The Man in the High Castle presents an alternate universe in which the allies lost the war and the world is then divided between the Germans and the Japanese. A map from the website, Brilliant Maps, shows how to world was divided up between the two powers, Nazi Germany and Imperial Japan.

Picture from http://brilliantmaps.com/what-if-nazi-germany-won-world-war-ii/

What the world would look like if the Allies had lost.

The book is set in an alternate America in 1962, following the lives of a few individuals living with the new Nazi/Japanese regime.

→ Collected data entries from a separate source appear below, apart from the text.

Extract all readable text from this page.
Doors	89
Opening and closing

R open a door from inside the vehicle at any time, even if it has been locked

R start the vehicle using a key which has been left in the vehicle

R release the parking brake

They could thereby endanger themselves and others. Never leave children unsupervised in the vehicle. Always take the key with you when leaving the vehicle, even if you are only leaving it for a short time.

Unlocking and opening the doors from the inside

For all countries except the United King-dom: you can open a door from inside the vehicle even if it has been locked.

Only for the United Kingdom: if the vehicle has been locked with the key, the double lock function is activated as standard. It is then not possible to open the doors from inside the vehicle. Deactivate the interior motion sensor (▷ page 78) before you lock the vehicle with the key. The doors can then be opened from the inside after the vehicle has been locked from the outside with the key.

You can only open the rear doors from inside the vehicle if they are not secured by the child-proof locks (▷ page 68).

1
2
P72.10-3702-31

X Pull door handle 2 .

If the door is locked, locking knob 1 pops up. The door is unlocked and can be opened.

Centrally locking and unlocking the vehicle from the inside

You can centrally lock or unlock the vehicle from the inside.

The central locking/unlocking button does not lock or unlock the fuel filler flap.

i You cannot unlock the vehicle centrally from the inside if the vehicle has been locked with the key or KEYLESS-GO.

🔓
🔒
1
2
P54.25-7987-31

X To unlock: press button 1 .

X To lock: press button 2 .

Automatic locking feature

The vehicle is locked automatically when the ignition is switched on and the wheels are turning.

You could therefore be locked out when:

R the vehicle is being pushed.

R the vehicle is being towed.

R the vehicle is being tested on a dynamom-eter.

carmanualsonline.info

When I picked this book I was in fact expecting some sort of chronological narrative of what happened when the Allies lost. Instead, I was thrown in at the deep end, left to tread waters of this new world as many of the Americans had. When I finally grasped what was going on though, I found the book thrilling at points and really interesting. The book gave a real sense of being a prisoner in your own home, Americans felt like strangers in their own country.

What I liked most about the book is the fictional novel in the book which is about what would happen if the Allies had won the war, as they had. However, the reality is detailed was actually different to our own.  The book was called The Grasshopper Lies Heavy, by Hawthorne Abendsen, the eponymous man in the High CastleThe Germans banned the book, but it still seemed to be popular. I liked this plot device because it seemed to provide some hope to the characters.

Many of those in the book fully accept Japanese culture. A lot of the characters consult something called the I Ching when making decisions. It’s an ancient divination text that produces something called a hexagram and thus a reading which will guide the person using it (I could be wrong, do google it if you want a proper explanation). I found that they consult this text quite interesting as it seemed that they had surrendered control of their lives to the I Ching rather than making the decisions themselves.

It definitely felt like a book I need to read again, and I need to do some background research to understand it fully. Japanese and German culture featured a lot, obviously so at lot of that stuff sort of flew over my head. I feel like I didn’t know much about the war to understand how exactly the alternative timeline is different. I definitely would read it again though, just after the research.